My Nerd is definitely the stronger of the two voices, being much older and more persuasive. When I say things like "I will always buy Uncanny X-Men, no matter what, because as long as I've read comics, I've read that book" that's my nerd speaking. The Visionary is the voice that convinced me to buy Iron Fist, even though before that series I had no connection to or interest in Iron Fist, or the voice that kept me reading and enjoying the Order even when it was clear it was doomed to premature cancellation and the characters would likely fade to oblivion.
The Nerd is what keeps me buying things like Secret Invasion and Final Crisis, because I still have "to know" what the big happenings in their respective universes are, but assuages the guilt the Visionary feels by pointing out that Morrison is writing Final Crisis, and that the Nerd has gotten relaxed in recent years so that I don't need to buy every tie-in and crossover story
The Nerd isn't always bad though; I read Age of Bronze (a quality of comic the Visionary fully approves of) because I was a nerd about Greek mythology and the story of the fall of Troy long before I was a comic book nerd.
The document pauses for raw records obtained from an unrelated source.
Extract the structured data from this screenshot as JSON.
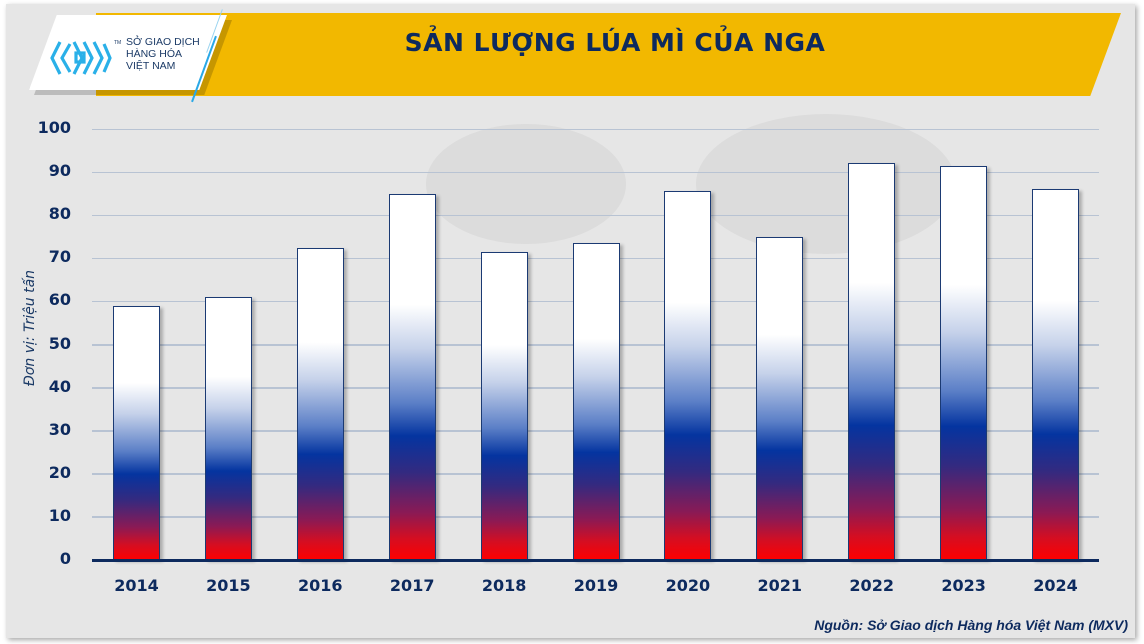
{
  "header": {
    "title": "SẢN LƯỢNG LÚA MÌ CỦA NGA",
    "logo": {
      "icon": "mxv-logo-icon",
      "lines": [
        "SỞ GIAO DỊCH",
        "HÀNG HÓA",
        "VIỆT NAM"
      ],
      "tm": "TM"
    }
  },
  "footer": {
    "source": "Nguồn: Sở Giao dịch Hàng hóa Việt Nam (MXV)"
  },
  "colors": {
    "banner": "#f2b800",
    "title_text": "#0d2a5e",
    "bar_top": "#ffffff",
    "bar_mid": "#0434a0",
    "bar_bottom": "#ff0000"
  },
  "chart_data": {
    "type": "bar",
    "title": "SẢN LƯỢNG LÚA MÌ CỦA NGA",
    "xlabel": "",
    "ylabel": "Đơn vị: Triệu tấn",
    "categories": [
      "2014",
      "2015",
      "2016",
      "2017",
      "2018",
      "2019",
      "2020",
      "2021",
      "2022",
      "2023",
      "2024"
    ],
    "values": [
      59,
      61,
      72.5,
      85,
      71.5,
      73.5,
      85.5,
      75,
      92,
      91.5,
      86
    ],
    "ylim": [
      0,
      100
    ],
    "yticks": [
      "0",
      "10",
      "20",
      "30",
      "40",
      "50",
      "60",
      "70",
      "80",
      "90",
      "100"
    ],
    "grid": true,
    "legend": null,
    "source": "Nguồn: Sở Giao dịch Hàng hóa Việt Nam (MXV)"
  }
}
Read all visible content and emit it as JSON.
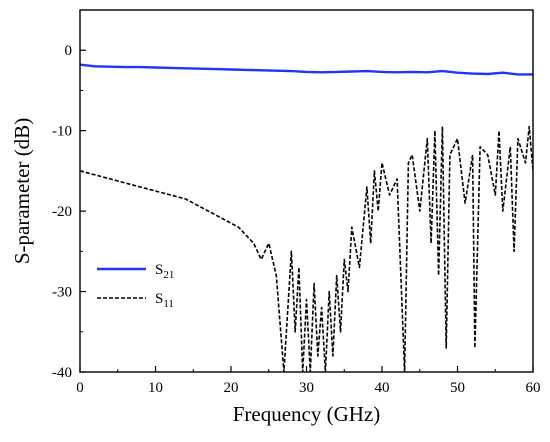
{
  "chart_data": {
    "type": "line",
    "title": "",
    "xlabel": "Frequency (GHz)",
    "ylabel": "S-parameter (dB)",
    "xlim": [
      0,
      60
    ],
    "ylim": [
      -40,
      5
    ],
    "xticks": [
      0,
      10,
      20,
      30,
      40,
      50,
      60
    ],
    "yticks": [
      0,
      -10,
      -20,
      -30,
      -40
    ],
    "xtick_labels": [
      "0",
      "10",
      "20",
      "30",
      "40",
      "50",
      "60"
    ],
    "ytick_labels": [
      "0",
      "-10",
      "-20",
      "-30",
      "-40"
    ],
    "grid": false,
    "legend_position": "lower-left",
    "series": [
      {
        "name": "S21",
        "name_base": "S",
        "name_sub": "21",
        "color": "#1f35ff",
        "style": "solid",
        "x": [
          0,
          2,
          4,
          6,
          8,
          10,
          12,
          14,
          16,
          18,
          20,
          22,
          24,
          26,
          28,
          30,
          32,
          34,
          36,
          38,
          40,
          42,
          44,
          46,
          48,
          50,
          52,
          54,
          56,
          58,
          60
        ],
        "y": [
          -1.8,
          -2.0,
          -2.05,
          -2.1,
          -2.1,
          -2.15,
          -2.2,
          -2.25,
          -2.3,
          -2.35,
          -2.4,
          -2.45,
          -2.5,
          -2.55,
          -2.6,
          -2.7,
          -2.75,
          -2.7,
          -2.65,
          -2.6,
          -2.7,
          -2.75,
          -2.7,
          -2.75,
          -2.6,
          -2.8,
          -2.9,
          -2.95,
          -2.8,
          -3.0,
          -3.0
        ]
      },
      {
        "name": "S11",
        "name_base": "S",
        "name_sub": "11",
        "color": "#000000",
        "style": "dashed",
        "x": [
          0,
          2,
          4,
          6,
          8,
          10,
          12,
          14,
          16,
          18,
          20,
          21,
          22,
          23,
          24,
          25,
          26,
          27,
          28,
          28.5,
          29,
          29.5,
          30,
          30.5,
          31,
          31.5,
          32,
          32.5,
          33,
          33.5,
          34,
          34.5,
          35,
          35.5,
          36,
          37,
          38,
          38.5,
          39,
          39.5,
          40,
          41,
          42,
          43,
          43.5,
          44,
          45,
          46,
          46.5,
          47,
          47.5,
          48,
          48.5,
          49,
          50,
          51,
          52,
          52.3,
          53,
          54,
          55,
          55.5,
          56,
          57,
          57.5,
          58,
          59,
          59.5,
          60
        ],
        "y": [
          -15,
          -15.5,
          -16,
          -16.5,
          -17,
          -17.5,
          -18,
          -18.5,
          -19.5,
          -20.5,
          -21.5,
          -22,
          -23,
          -24,
          -26,
          -24,
          -28,
          -40,
          -25,
          -35,
          -27,
          -40,
          -31,
          -40,
          -29,
          -38,
          -32,
          -40,
          -30,
          -38,
          -28,
          -35,
          -26,
          -30,
          -22,
          -27,
          -17,
          -24,
          -15,
          -20,
          -14,
          -18,
          -16,
          -40,
          -14,
          -13,
          -20,
          -11,
          -24,
          -10,
          -28,
          -9.5,
          -37,
          -13,
          -11,
          -19,
          -13,
          -37,
          -12,
          -13,
          -18,
          -10,
          -20,
          -12,
          -25,
          -11,
          -14,
          -9.5,
          -15
        ]
      }
    ]
  }
}
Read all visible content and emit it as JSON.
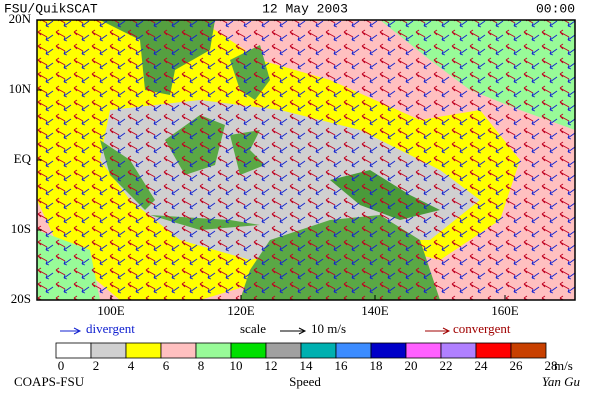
{
  "header": {
    "left": "FSU/QuikSCAT",
    "center": "12 May 2003",
    "right": "00:00"
  },
  "latitude_labels": [
    "20N",
    "10N",
    "EQ",
    "10S",
    "20S"
  ],
  "longitude_labels": [
    "100E",
    "120E",
    "140E",
    "160E"
  ],
  "legend": {
    "divergent": "divergent",
    "scale": "scale",
    "scale_value": "10 m/s",
    "convergent": "convergent"
  },
  "colorbar": {
    "labels": [
      0,
      2,
      4,
      6,
      8,
      10,
      12,
      14,
      16,
      18,
      20,
      22,
      24,
      26,
      28
    ],
    "colors": [
      "#ffffff",
      "#d0d0d0",
      "#ffff00",
      "#ffc0c0",
      "#98fb98",
      "#00e000",
      "#a0a0a0",
      "#00b0b0",
      "#3c8cff",
      "#0000c8",
      "#ff60ff",
      "#b080ff",
      "#ff0000",
      "#c84000",
      "#000000"
    ],
    "unit": "m/s",
    "title": "Speed"
  },
  "footer": {
    "left": "COAPS-FSU",
    "right": "Yan Gu"
  }
}
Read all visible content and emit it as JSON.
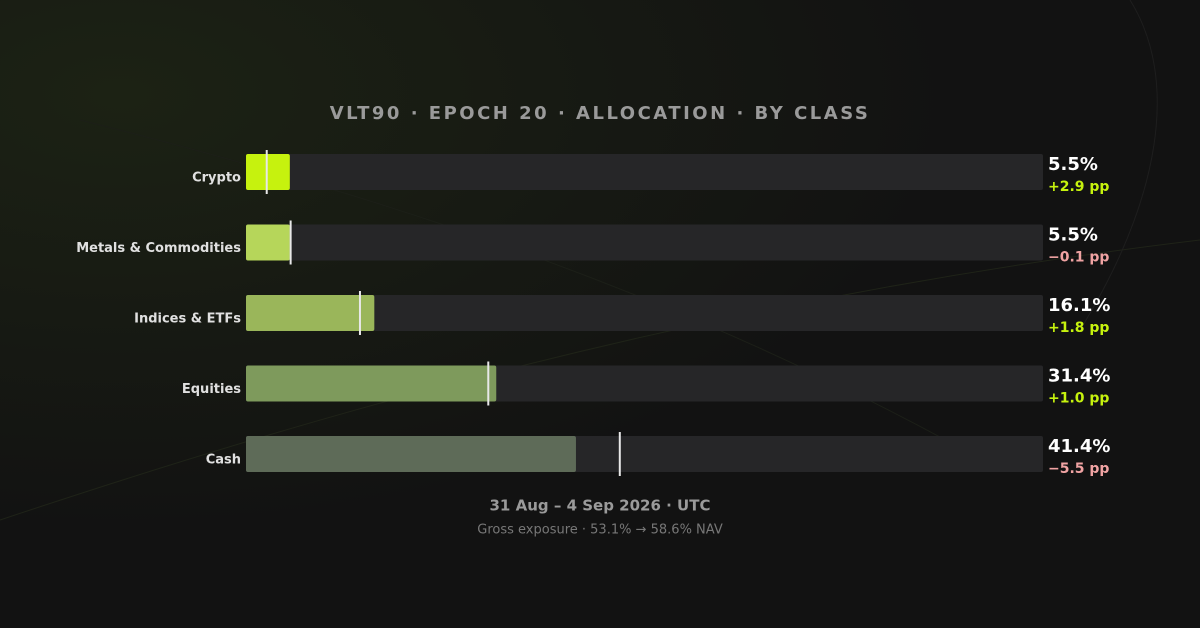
{
  "chart_data": {
    "type": "bar",
    "orientation": "horizontal",
    "title": "VLT90 · EPOCH 20 · ALLOCATION · BY CLASS",
    "categories": [
      "Crypto",
      "Metals & Commodities",
      "Indices & ETFs",
      "Equities",
      "Cash"
    ],
    "values": [
      5.5,
      5.5,
      16.1,
      31.4,
      41.4
    ],
    "value_labels": [
      "5.5%",
      "5.5%",
      "16.1%",
      "31.4%",
      "41.4%"
    ],
    "colors": [
      "#c6f20e",
      "#b6d65a",
      "#9ab65a",
      "#7e9a5c",
      "#5e6b58"
    ],
    "previous_values": [
      2.6,
      5.6,
      14.3,
      30.4,
      46.9
    ],
    "changes": [
      {
        "value": 2.9,
        "label": "+2.9 pp"
      },
      {
        "value": -0.1,
        "label": "−0.1 pp"
      },
      {
        "value": 1.8,
        "label": "+1.8 pp"
      },
      {
        "value": 1.0,
        "label": "+1.0 pp"
      },
      {
        "value": -5.5,
        "label": "−5.5 pp"
      }
    ],
    "positive_color": "#c6f20e",
    "negative_color": "#f0a3a3",
    "xlim": [
      0,
      100
    ],
    "subtitle": "31 Aug – 4 Sep 2026 · UTC",
    "footnote": "Gross exposure · 53.1% → 58.6% NAV"
  }
}
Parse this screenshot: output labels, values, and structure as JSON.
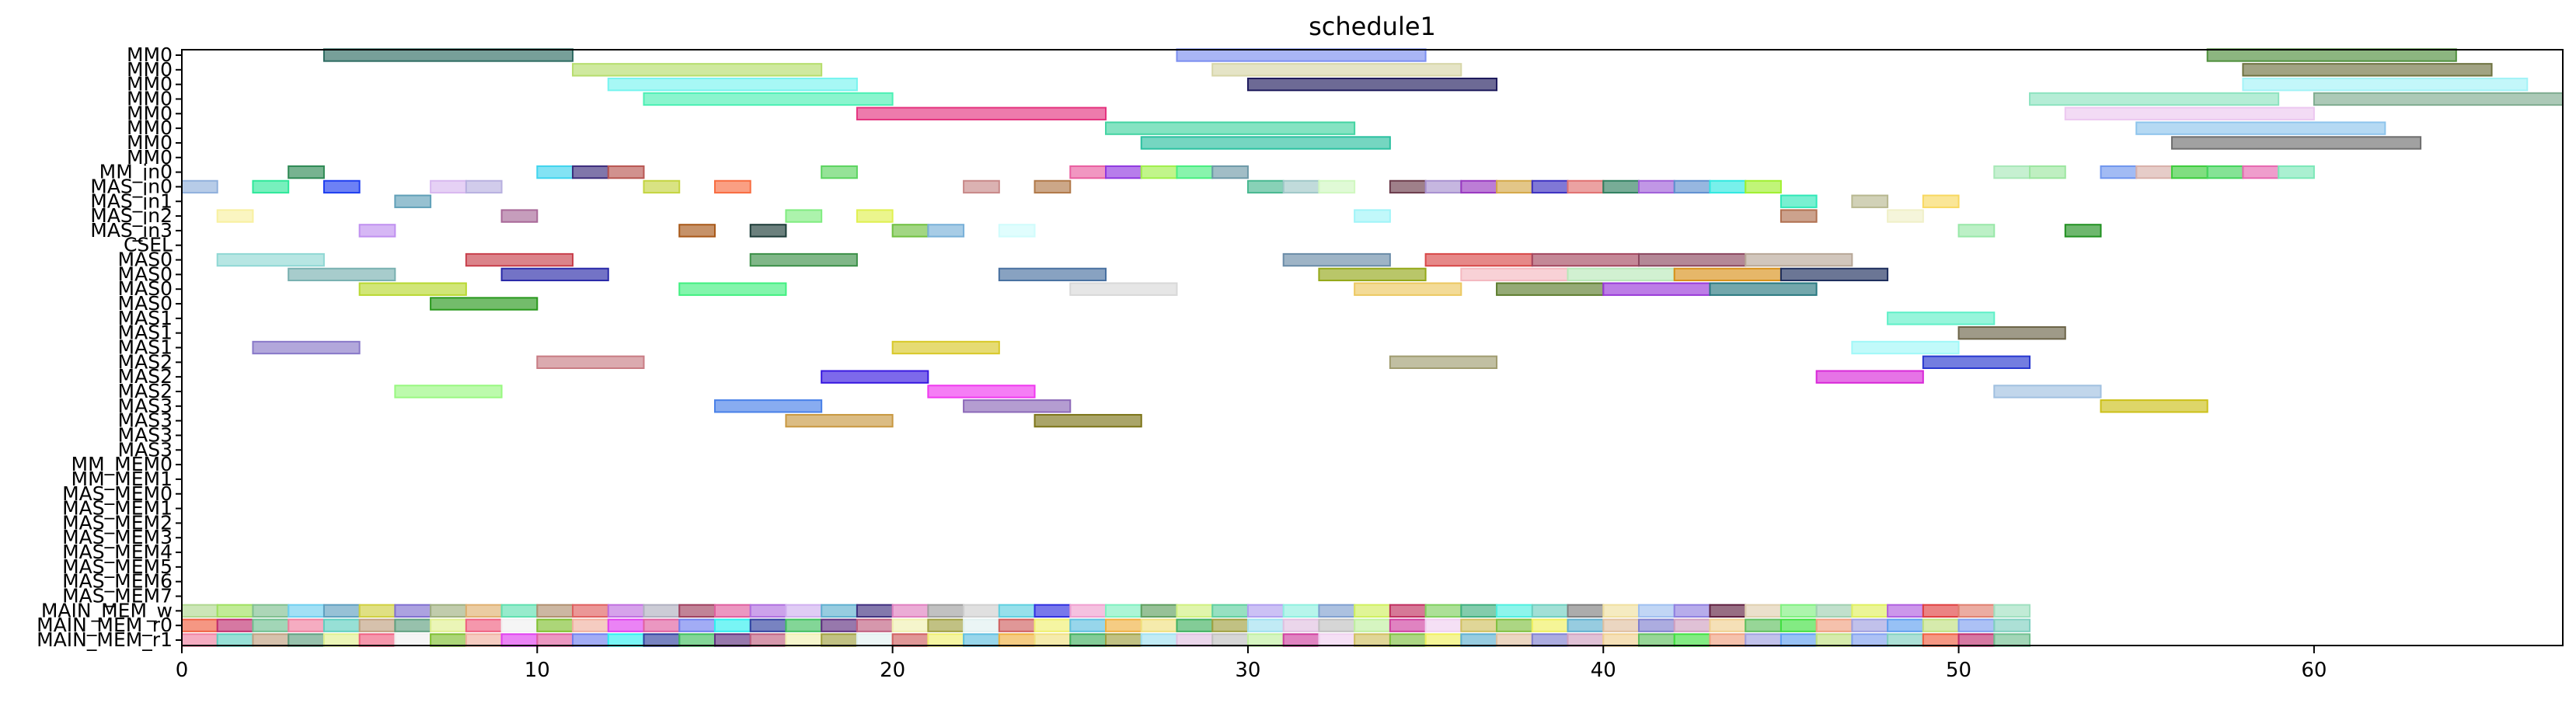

Your use of Star Trek as an example was also personally interesting to me, as I've always had an odd relationship with the Star Trek "expanded universe" of novels and comics (where continuity, as you say, is pretty loose) and the Star Wars expanded universe (where continuity is much more rigid and contradictions fewer, or addressed more often). My inner Nerd can go with the flow of Star Trek in a way that would enrage him if Star Wars adopted the same attitude.
Bright-Raven
April 30, 2008 at 4:35 am
Hi, Kurt.
Indeed, it's as much as one's own expectations and perceptions of the characters / story as it is the craftsmanship of the author. My expectations exceeded Waid's execution (and oft times exceed that of most of the writers at Marvel or DC, for that matter). Does this mean they're bad writers? No. I know they're trying, within the parameters of their employment with either company.
And you are quite welcome to enjoy the corny bad puns that wink to 40 to 60 year old pop culture, Kurt. Some of us prefer different styles humor and character interaction, though. And I don't see why all of the Marvel / DC superhero comics have to be targeted to suit you, and none to the rest of us. Just because the writers are geeks who are obsessed with continuity effluvia? (And even then, they really aren't, because they all just chuck whatever it is they personally don't agree with and do whatever the hell they want.)